Intelektual hanya harus menjadi orang yang paling baik melindungi kepentingan alam, orang yang paling baik menyampaikan pengetahuan yang berguna untuk perlindungan ini.

Tidak ada cara untuk mencapai ini jika kita tidak memungkinkan pengalaman sosial “alam” yang membuat yang terakhir muncul dari logika eksploitasi khas peradaban antagonis.

* * *

Kita perlu menjalani hidup, yang tidak pernah bisa bertepatan dengan kata-kata, baik dalam arti kata-kata memiliki kekuatan untuk membingungkan hal-hal, membuat kehidupan yang tidak tampak signifikan; baik dalam arti bahwa, bahkan jika kata-kata mengungkapkan kehidupan nyata, ini selalu sesuatu yang lebih dari kata-katanya.

Kata-kata harus diukur, ditimbang, direduksi menjadi esensi, justru karena takut mengatakan lebih dari yang diizinkan hidup kita. Kita tidak bisa mengambil risiko memiliki apa yang oleh orang Indonesia disebut “lidah bercabang”, jika tidak, ketika kita mengatakan yang sebenarnya, kita tidak akan menemukan orang yang mau mempercayainya. Dan dalam kesendirian kita, ketika itu datang karena kita, kita tentu tidak dapat bereaksi dengan paksa: kebenaran tidak tahu apa yang harus dilakukan dengannya.

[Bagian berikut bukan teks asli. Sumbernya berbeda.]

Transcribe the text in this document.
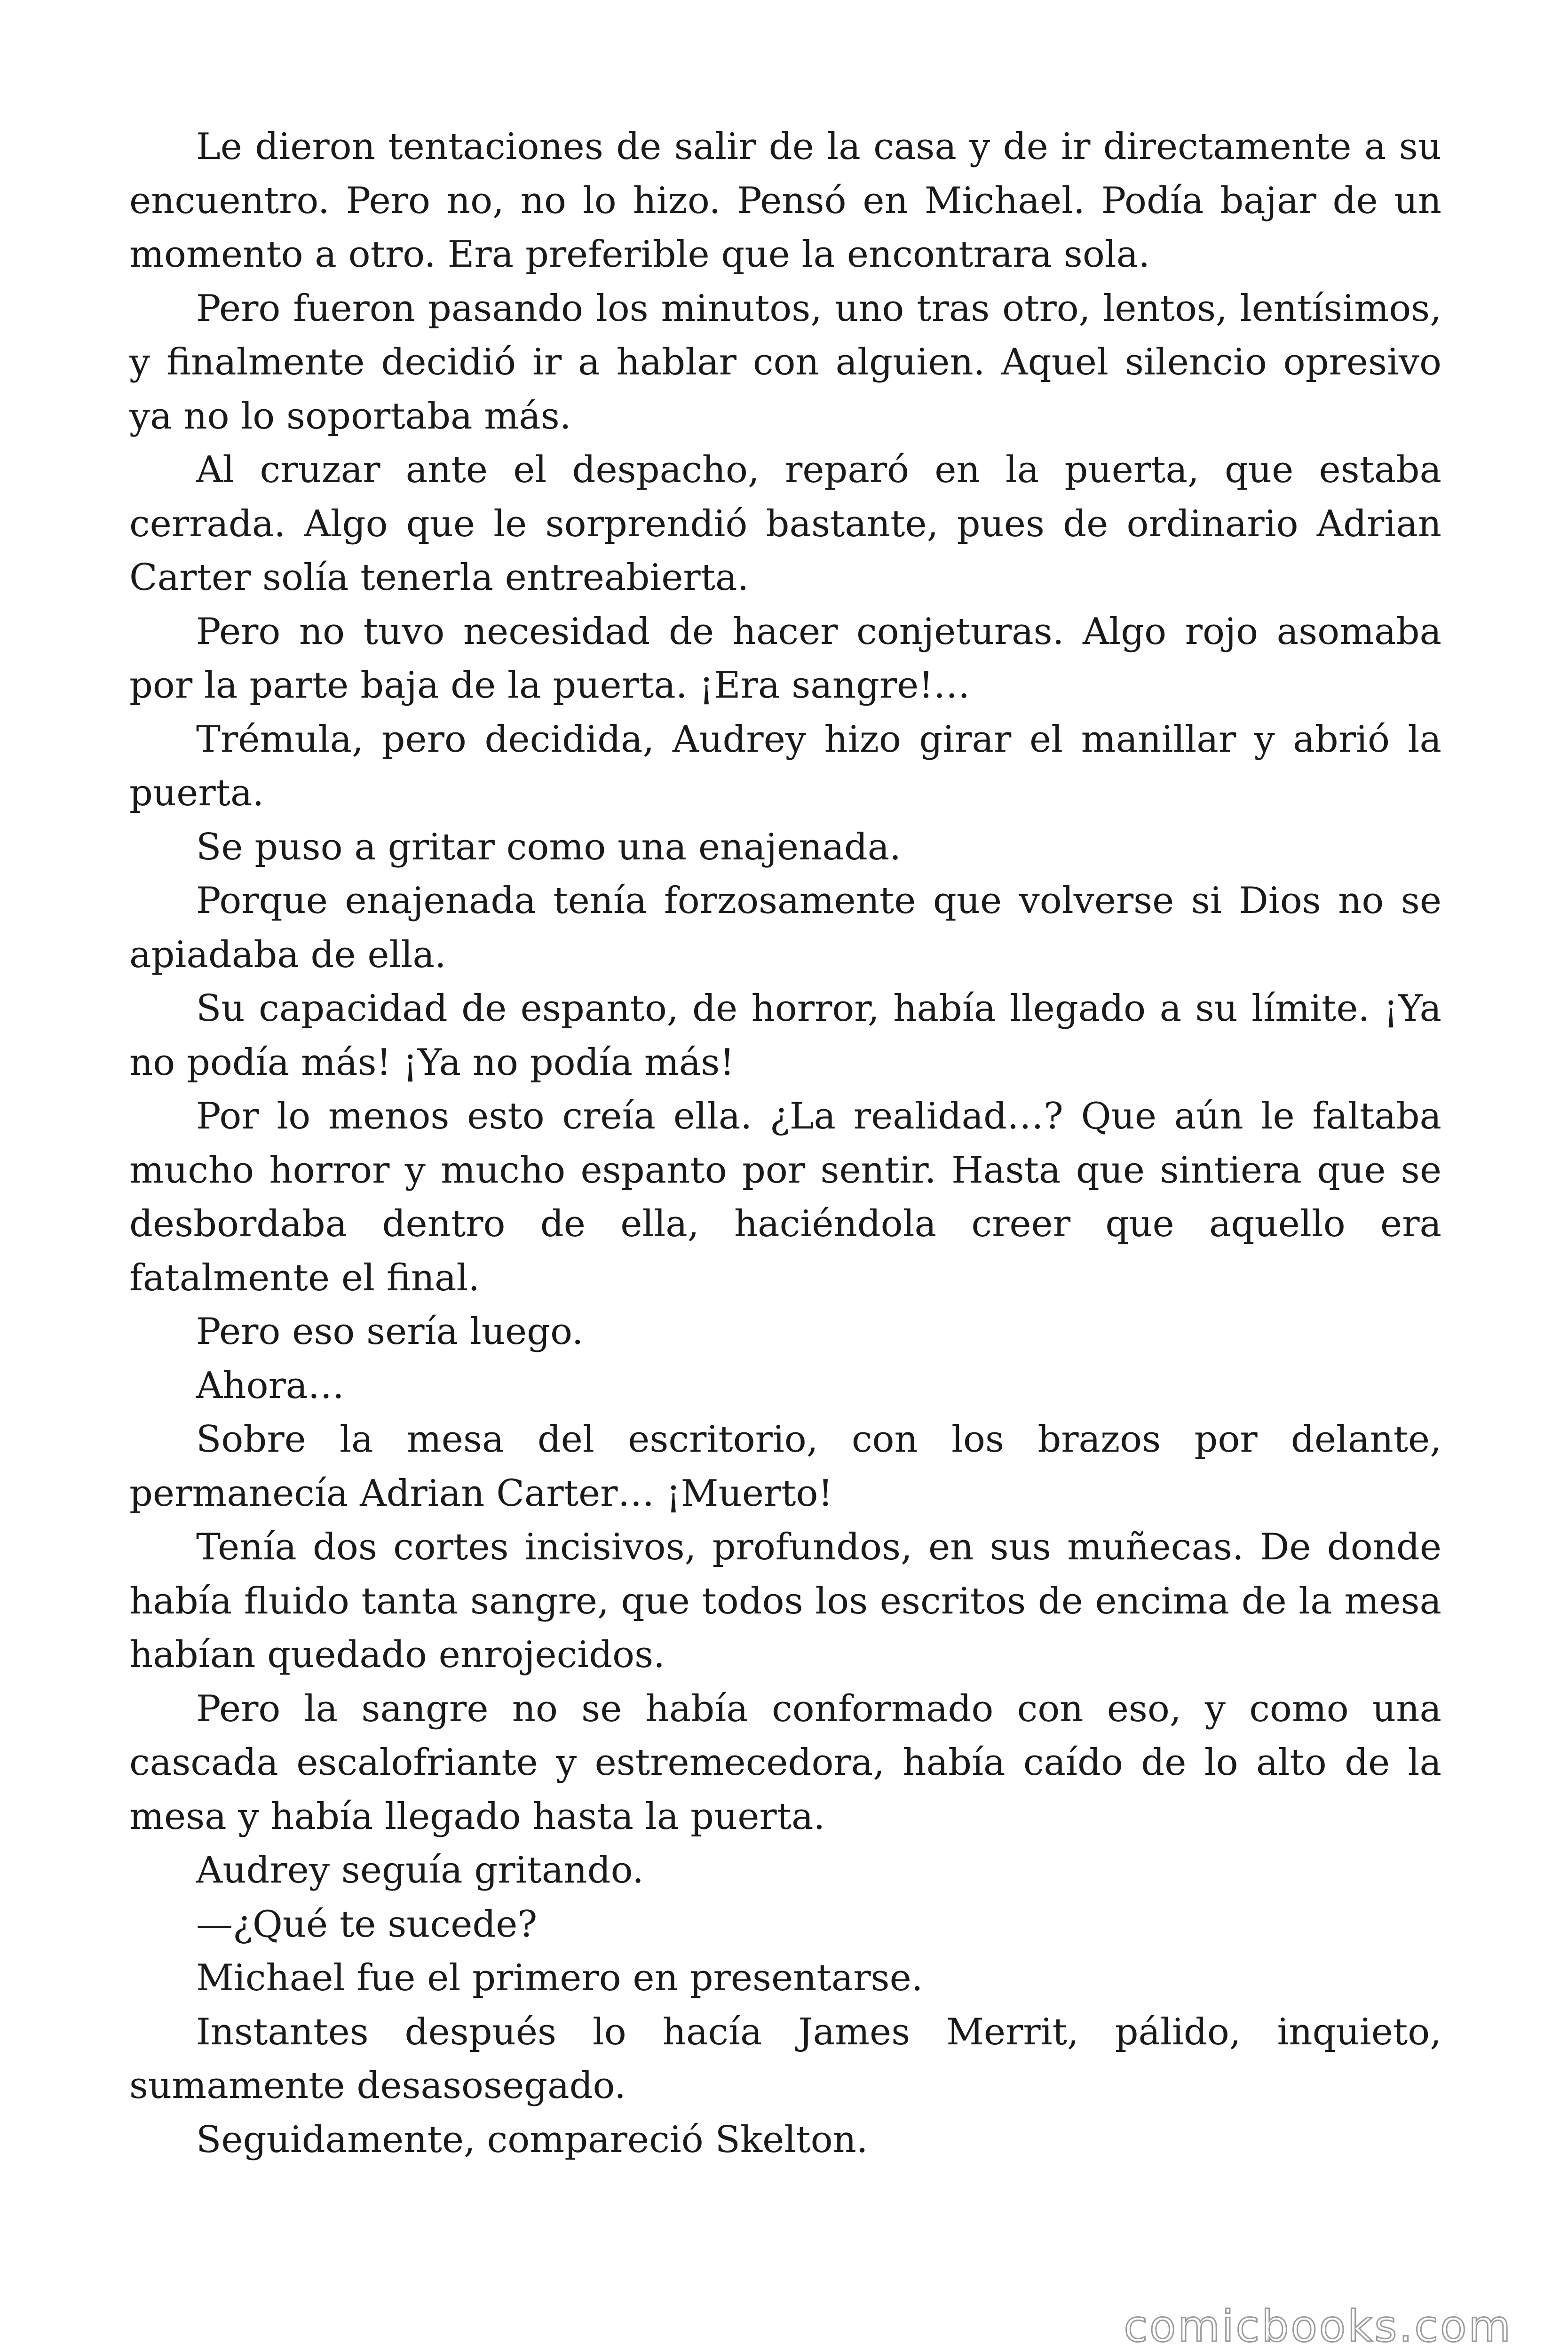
Le dieron tentaciones de salir de la casa y de ir directamente a su encuentro. Pero no, no lo hizo. Pensó en Michael. Podía bajar de un momento a otro. Era preferible que la encontrara sola.

Pero fueron pasando los minutos, uno tras otro, lentos, lentísimos, y finalmente decidió ir a hablar con alguien. Aquel silencio opresivo ya no lo soportaba más.

Al cruzar ante el despacho, reparó en la puerta, que estaba cerrada. Algo que le sorprendió bastante, pues de ordinario Adrian Carter solía tenerla entreabierta.

Pero no tuvo necesidad de hacer conjeturas. Algo rojo asomaba por la parte baja de la puerta. ¡Era sangre!…

Trémula, pero decidida, Audrey hizo girar el manillar y abrió la puerta.

Se puso a gritar como una enajenada.

Porque enajenada tenía forzosamente que volverse si Dios no se apiadaba de ella.

Su capacidad de espanto, de horror, había llegado a su límite. ¡Ya no podía más! ¡Ya no podía más!

Por lo menos esto creía ella. ¿La realidad…? Que aún le faltaba mucho horror y mucho espanto por sentir. Hasta que sintiera que se desbordaba dentro de ella, haciéndola creer que aquello era fatalmente el final.

Pero eso sería luego.

Ahora…

Sobre la mesa del escritorio, con los brazos por delante, permanecía Adrian Carter… ¡Muerto!

Tenía dos cortes incisivos, profundos, en sus muñecas. De donde había fluido tanta sangre, que todos los escritos de encima de la mesa habían quedado enrojecidos.

Pero la sangre no se había conformado con eso, y como una cascada escalofriante y estremecedora, había caído de lo alto de la mesa y había llegado hasta la puerta.

Audrey seguía gritando.

—¿Qué te sucede?

Michael fue el primero en presentarse.

Instantes después lo hacía James Merrit, pálido, inquieto, sumamente desasosegado.

Seguidamente, compareció Skelton.

comicbooks.com
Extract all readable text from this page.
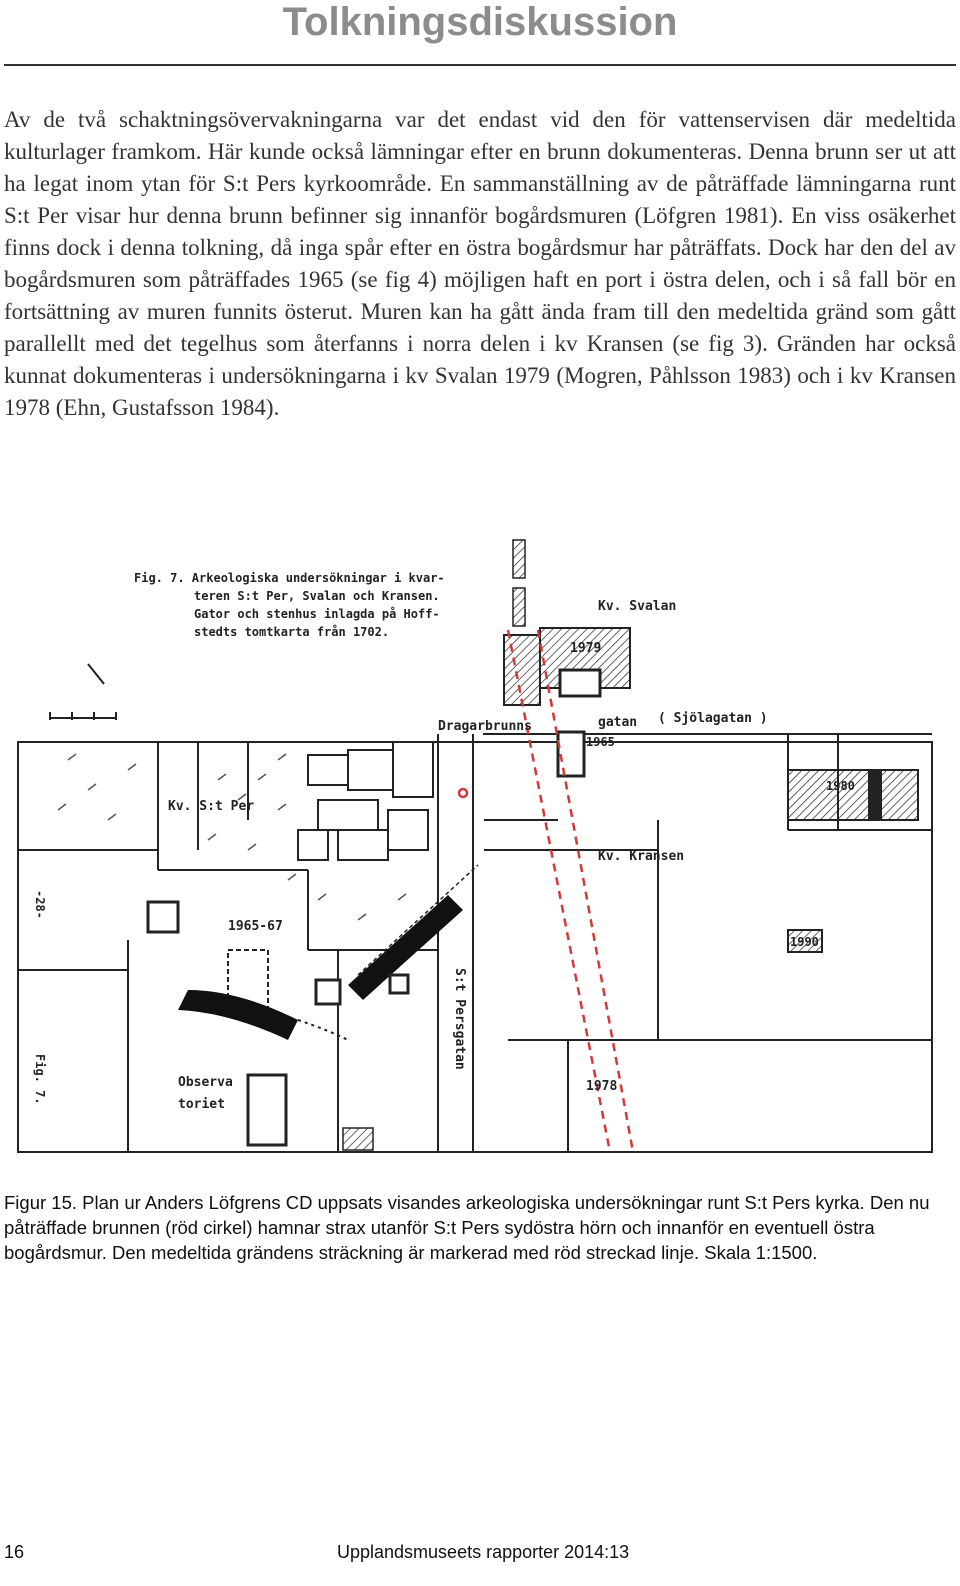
Tolkningsdiskussion

Av de två schaktningsövervakningarna var det endast vid den för vattenservisen där medeltida kulturlager framkom. Här kunde också lämningar efter en brunn dokumenteras. Denna brunn ser ut att ha legat inom ytan för S:t Pers kyrkoområde. En sammanställning av de påträffade lämningarna runt S:t Per visar hur denna brunn befinner sig innanför bogårdsmuren (Löfgren 1981). En viss osäkerhet finns dock i denna tolkning, då inga spår efter en östra bogårdsmur har påträffats. Dock har den del av bogårdsmuren som påträffades 1965 (se fig 4) möjligen haft en port i östra delen, och i så fall bör en fortsättning av muren funnits österut. Muren kan ha gått ända fram till den medeltida gränd som gått parallellt med det tegelhus som återfanns i norra delen i kv Kransen (se fig 3). Gränden har också kunnat dokumenteras i undersökningarna i kv Svalan 1979 (Mogren, Påhlsson 1983) och i kv Kransen 1978 (Ehn, Gustafsson 1984).

Fig. 7. Arkeologiska undersökningar i kvar-
teren S:t Per, Svalan och Kransen.
Gator och stenhus inlagda på Hoff-
stedts tomtkarta från 1702.
Kv. Svalan
1979
Dragarbrunns	gatan ( Sjölagatan )
1965
Kv. S:t Per
Kv. Kransen
1965-67
1980
1990
S:t Persgatan
Observa
toriet
1978
Fig. 7.
-28-

Figur 15. Plan ur Anders Löfgrens CD uppsats visandes arkeologiska undersökningar runt S:t Pers kyrka. Den nu påträffade brunnen (röd cirkel) hamnar strax utanför S:t Pers sydöstra hörn och innanför en eventuell östra bogårdsmur. Den medeltida grändens sträckning är markerad med röd streckad linje. Skala 1:1500.

16	Upplandsmuseets rapporter 2014:13
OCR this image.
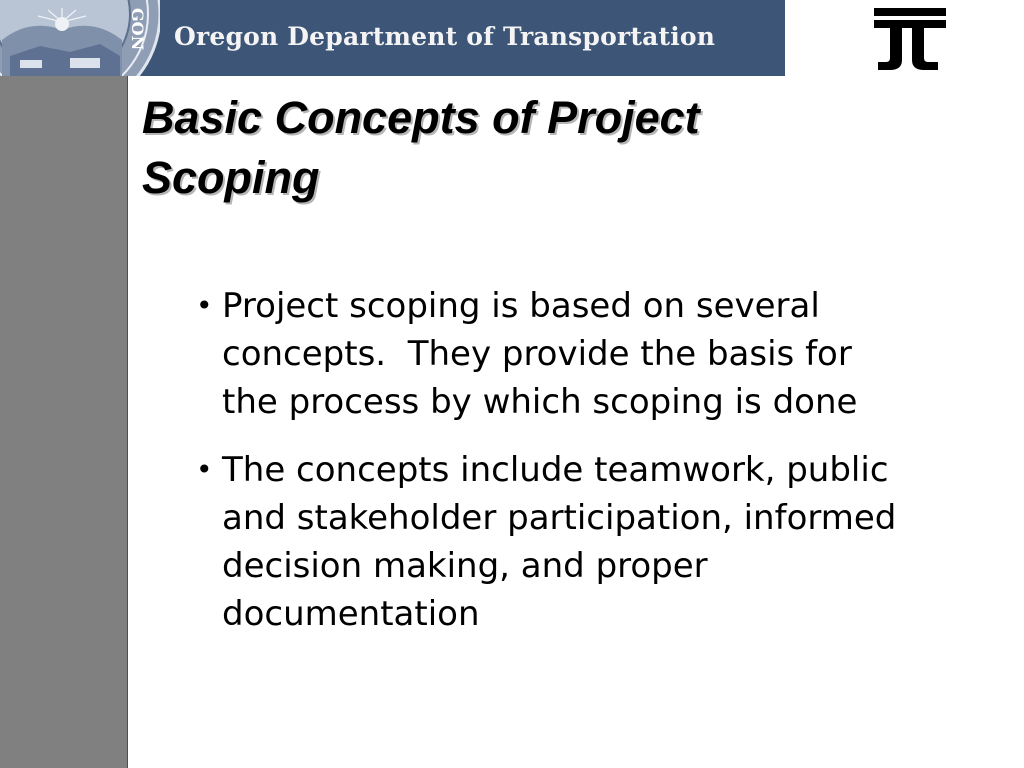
GON Oregon Department of Transportation
Basic Concepts of Project
Scoping
• Project scoping is based on several
concepts.  They provide the basis for
the process by which scoping is done
• The concepts include teamwork, public
and stakeholder participation, informed
decision making, and proper
documentation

Kebenaran tidak selalu terletak pada ketulusan, tetapi pasti membantu untuk menemukannya. Mungkin kebenaran bahkan tidak memiliki kata-kata untuk diucapkan: kebenaran hanya bisa dirasakan , sama seperti hidup yang hanya bisa dijalani . Dan mereka yang mengaku mendorong kebenaran hanya dengan kata-kata tentu tidak memiliki kesempatan lebih banyak daripada mereka yang ingin mendorong kepalsuan dengan menggunakan kata-kata yang sama.

Dengan sendirinya, kata-kata tidak berguna, dan memang tidak dapat dikecualikan bahwa manusia saling memahami dengan lebih baik, di masa lalu, ketika mereka memiliki sedikit kata atau ketika mereka tidak perlu mengatakan banyak hal. Bukan karena ketika ada lebih sedikit kata-kata, kemungkinan kesalahpahaman lebih kecil, atau karena dengan kebutuhan yang lebih rendah kita lebih mudah memahami satu sama lain, tetapi karena, di masa lalu, adalah kehidupan bersama yang memperjelas hal-hal, membuat kata-kata berlebihan atau, setidaknya kata-kata, yang paling penting, tidak digunakan untuk saling memahami, tetapi hanya untuk saling mengatakan : itu adalah kata-kata puitis, musik, di mana yang lain mudah dikenali justru karena mereka berasal dari kehidupan yang sama.